Navigating Neurodiversity: Self-Advocacy on College Campuses
By Burt Brooks, Co-Founder & CEO, PathAble AI
College is the first place most people are expected to advocate for themselves. Not coached through it. Not accompanied. Just expected to show up, know what they need, ask the right people, and follow the right process. For neurodivergent students, that expectation lands differently — not because they're less capable, but because the system was built without them in mind.
Transition is Change and Change is Hard
Under IDEA, K-12 schools are obligated to find students who need support and provide it. Under the ADA and Section 504, colleges are only obligated to respond to requests. The student has to self-identify, provide documentation, request accommodations each semester, and follow up when they aren't honored — a significant administrative load dropped on students already navigating new living situations, academic expectations, and identity.

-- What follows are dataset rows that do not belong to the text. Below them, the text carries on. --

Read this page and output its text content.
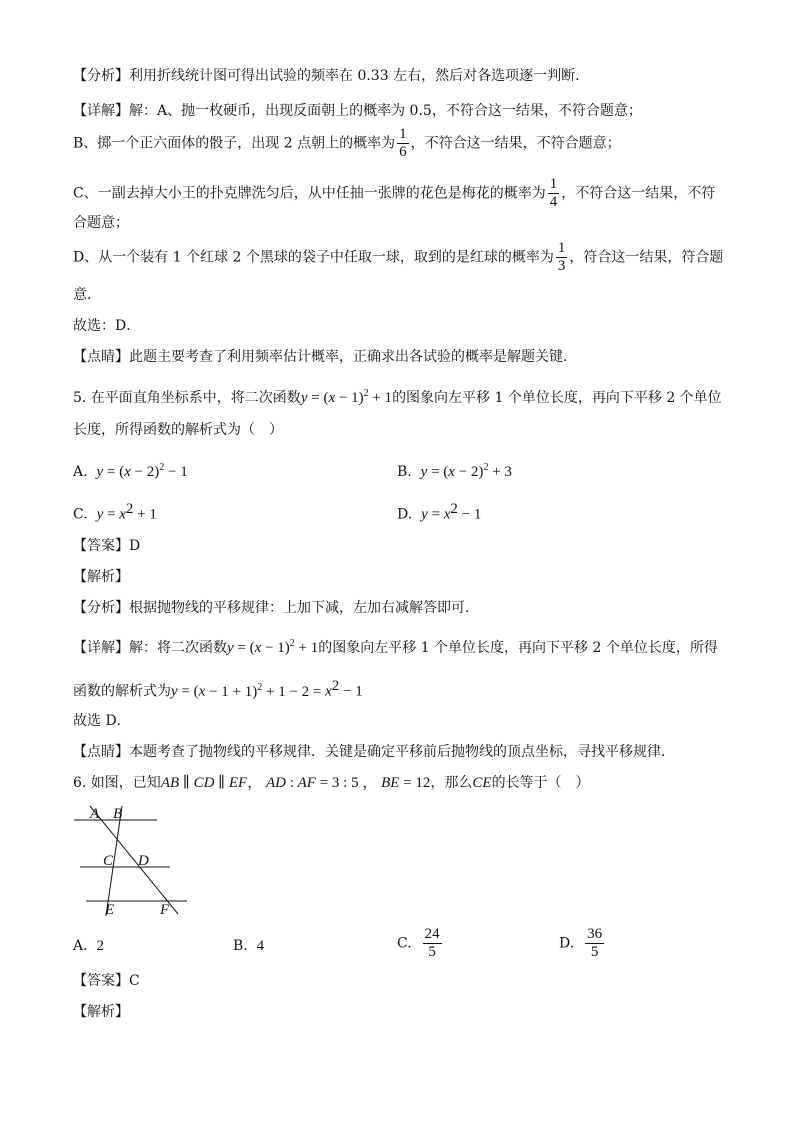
【分析】利用折线统计图可得出试验的频率在 0.33 左右，然后对各选项逐一判断．
【详解】解：A、抛一枚硬币，出现反面朝上的概率为 0.5，不符合这一结果，不符合题意；
B、掷一个正六面体的骰子，出现 2 点朝上的概率为 $\frac{1}{6}$ ，不符合这一结果，不符合题意；
C、一副去掉大小王的扑克牌洗匀后，从中任抽一张牌的花色是梅花的概率为 $\frac{1}{4}$ ，不符合这一结果，不符
合题意；
D、从一个装有 1 个红球 2 个黑球的袋子中任取一球，取到的是红球的概率为 $\frac{1}{3}$ ，符合这一结果，符合题
意．
故选：D．
【点睛】此题主要考查了利用频率估计概率，正确求出各试验的概率是解题关键．
5. 在平面直角坐标系中，将二次函数$y = (x - 1)^2 + 1$的图象向左平移 1 个单位长度，再向下平移 2 个单位
长度，所得函数的解析式为（　）
A. $y = (x - 2)^2 - 1$	B. $y = (x - 2)^2 + 3$
C. $y = x^2 + 1$	D. $y = x^2 - 1$
【答案】D
【解析】
【分析】根据抛物线的平移规律：上加下减，左加右减解答即可．
【详解】解：将二次函数$y = (x - 1)^2 + 1$的图象向左平移 1 个单位长度，再向下平移 2 个单位长度，所得
函数的解析式为$y = (x - 1 + 1)^2 + 1 - 2 = x^2 - 1$
故选 D．
【点睛】本题考查了抛物线的平移规律．关键是确定平移前后抛物线的顶点坐标，寻找平移规律．
6. 如图，已知AB ∥ CD ∥ EF， AD : AF = 3 : 5 ， BE = 12，那么CE的长等于（　）
A B
C D
E	F
A. 2	B. 4	C. $\frac{24}{5}$	D. $\frac{36}{5}$
【答案】C
【解析】
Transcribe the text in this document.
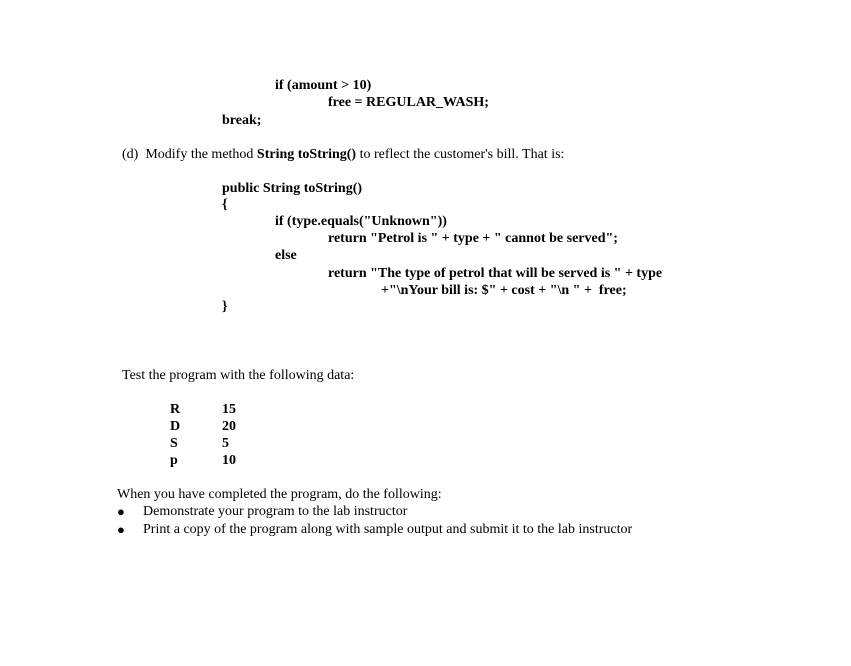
if (amount > 10)
free = REGULAR_WASH;
break;
(d)  Modify the method String toString() to reflect the customer's bill. That is:
public String toString()
{
if (type.equals("Unknown"))
return "Petrol is " + type + " cannot be served";
else
return "The type of petrol that will be served is " + type
+"\nYour bill is: $" + cost + "\n " +  free;
}
Test the program with the following data:
R	15
D	20
S	5
p	10
When you have completed the program, do the following:
● Demonstrate your program to the lab instructor
● Print a copy of the program along with sample output and submit it to the lab instructor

Disclosure Is a Decision, Not a Confession
Disclosure is a choice. The disability services office needs the full picture to approve accommodations; a professor usually needs only the accommodation letter, not the diagnosis. Requesting an accommodation is not an admission that you are broken — it is the transfer of operating information so the environment can stop getting in the way of what you're already capable of.
What Campuses Can Do
Proactive outreach, transition programming that bridges IEP to ADA, practical faculty training, and feedback mechanisms that measure student success — not just accommodation utilization — are the investments that make a campus genuinely navigable.